My son’s diagnosis of Autism occurred when he was three years of age. With the diagnosis went a life of dreams that I had for my only boy. I began a time of depression and grief as I ventured into this different world of Special Education. It was nothing I knew as my two daughters had attended regular schools. I fought the “little yellow bus” with all my being, as it symbolized anything but normalcy. That moment arrived on our first day of school when that bus pulled up to the curb and my son, donning his cutest little Gap outfit, had to get on. He took that big step up, faced the bus driver and asked “will you bring me back to this house with this Mom?” and I beamed as I knew in that instant that I was “special” too.
A year prior when symptoms were just beginning, I remember justifying the different things I saw my son do. I couldn’t face the possibility that something might be wrong. Is he just tuning me out because he is preoccupied?…. Is he relentlessly taping that hanger on the floor because he is going to be a drummer one day? Eventually he was tested and that fateful diagnosis came and my hope for a regular life with a regular boy began to slip away.
What I grieve most is the dream of raising a son who would play team sports, get a drivers license, possibly go to college, get married and eventually allow me grandchildren. I don’t know to what extent these events will happen as the story is not yet over, but the reality is many of our children never get these opportunities and mom’s lament over these losses.
Surviving the small stuff is the order of the day. We have easily given up the notion of perfection and just pray we don’t drown in another day of challenges. There were too many shopping trips where I would reach to grab some vegetables only to find my son in an instant eating out of the bulk bins. Will the school call with a calamity? “Your son was standing to close to some girls at recess and now the parents want to talk to you”? Do our neighbors want to levy another complaint? Will the cat live through another flight from the second floor? It is all Small stuff yet any one of these things can cause you severe angst and can bring the strongest of us to our knees.
Consequently we are a unique breed thrust into a world we never anticipated. We raggedly run to jobs, schools, scheduled meetings, therapy appointments and grocery shopping. We do our best to provide all we can for our children having nothing left to find regeneration for ourselves. It can become an isolated existence. The very thing we need most is an emotional connection with other mothers with special needs kids, yet it is the last thing we make time for. However when we step into those rare moments when hearts and minds meet, a true and immediate bond occurs and that place in our ailing heart begins to heal.
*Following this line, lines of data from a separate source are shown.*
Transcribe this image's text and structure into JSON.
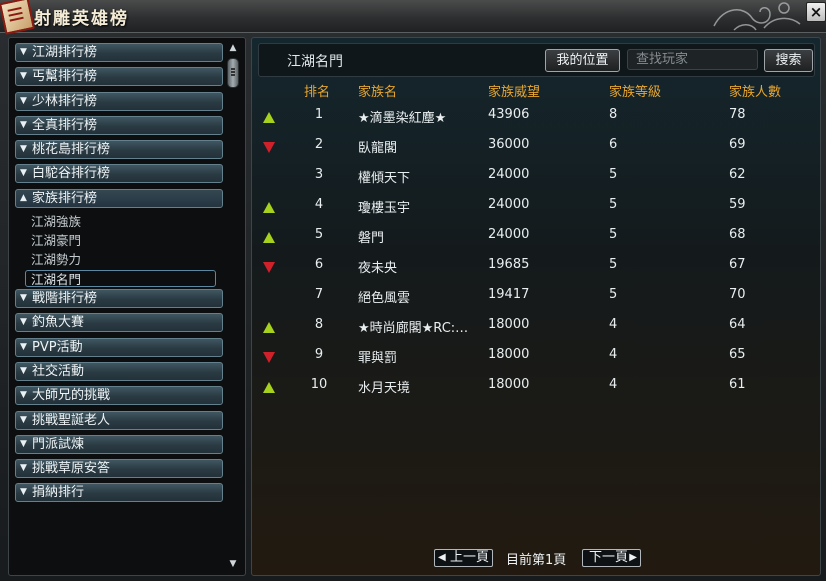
{
  "window": {
    "title": "射雕英雄榜",
    "close_label": "×"
  },
  "sidebar": {
    "categories_top": [
      "江湖排行榜",
      "丐幫排行榜",
      "少林排行榜",
      "全真排行榜",
      "桃花島排行榜",
      "白駝谷排行榜"
    ],
    "open_category": "家族排行榜",
    "sub_items": [
      "江湖強族",
      "江湖豪門",
      "江湖勢力",
      "江湖名門"
    ],
    "selected_sub": "江湖名門",
    "categories_bottom": [
      "戰階排行榜",
      "釣魚大賽",
      "PVP活動",
      "社交活動",
      "大師兄的挑戰",
      "挑戰聖誕老人",
      "門派試煉",
      "挑戰草原安答",
      "捐納排行"
    ]
  },
  "header": {
    "title": "江湖名門",
    "my_position_label": "我的位置",
    "search_placeholder": "查找玩家",
    "search_button_label": "搜索"
  },
  "table": {
    "columns": [
      "排名",
      "家族名",
      "家族威望",
      "家族等級",
      "家族人數"
    ],
    "rows": [
      {
        "trend": "up",
        "rank": "1",
        "name": "★滴墨染紅塵★",
        "prestige": "43906",
        "level": "8",
        "members": "78"
      },
      {
        "trend": "down",
        "rank": "2",
        "name": "臥龍閣",
        "prestige": "36000",
        "level": "6",
        "members": "69"
      },
      {
        "trend": "none",
        "rank": "3",
        "name": "權傾天下",
        "prestige": "24000",
        "level": "5",
        "members": "62"
      },
      {
        "trend": "up",
        "rank": "4",
        "name": "瓊樓玉宇",
        "prestige": "24000",
        "level": "5",
        "members": "59"
      },
      {
        "trend": "up",
        "rank": "5",
        "name": "磐門",
        "prestige": "24000",
        "level": "5",
        "members": "68"
      },
      {
        "trend": "down",
        "rank": "6",
        "name": "夜未央",
        "prestige": "19685",
        "level": "5",
        "members": "67"
      },
      {
        "trend": "none",
        "rank": "7",
        "name": "絕色風雲",
        "prestige": "19417",
        "level": "5",
        "members": "70"
      },
      {
        "trend": "up",
        "rank": "8",
        "name": "★時尚廊閣★RC:…",
        "prestige": "18000",
        "level": "4",
        "members": "64"
      },
      {
        "trend": "down",
        "rank": "9",
        "name": "罪與罰",
        "prestige": "18000",
        "level": "4",
        "members": "65"
      },
      {
        "trend": "up",
        "rank": "10",
        "name": "水月天境",
        "prestige": "18000",
        "level": "4",
        "members": "61"
      }
    ]
  },
  "pager": {
    "prev_label": "上一頁",
    "info": "目前第1頁",
    "next_label": "下一頁"
  },
  "colors": {
    "header_text": "#e8a62f",
    "trend_up": "#a6d21d",
    "trend_down": "#d0212a"
  }
}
Along our journey we learn to fight like warriors as we try to get our children into certain programming; or we demand that adequate services be rendered. When the establishments deny our rightful requests, we rant. So deep is our longing to recover our children and allow them opportunities to thrive, that it colors almost everything else in our lives. Our other children and husbands’ can be quite affected by our struggles to find suitable services for our disabled loved ones. The divorce rate is high and psychologist visits for all of us are inevitable. But at the end of the day when we count our blessings, we see that something remains extraordinary in the family that has grown up with a special needs individual.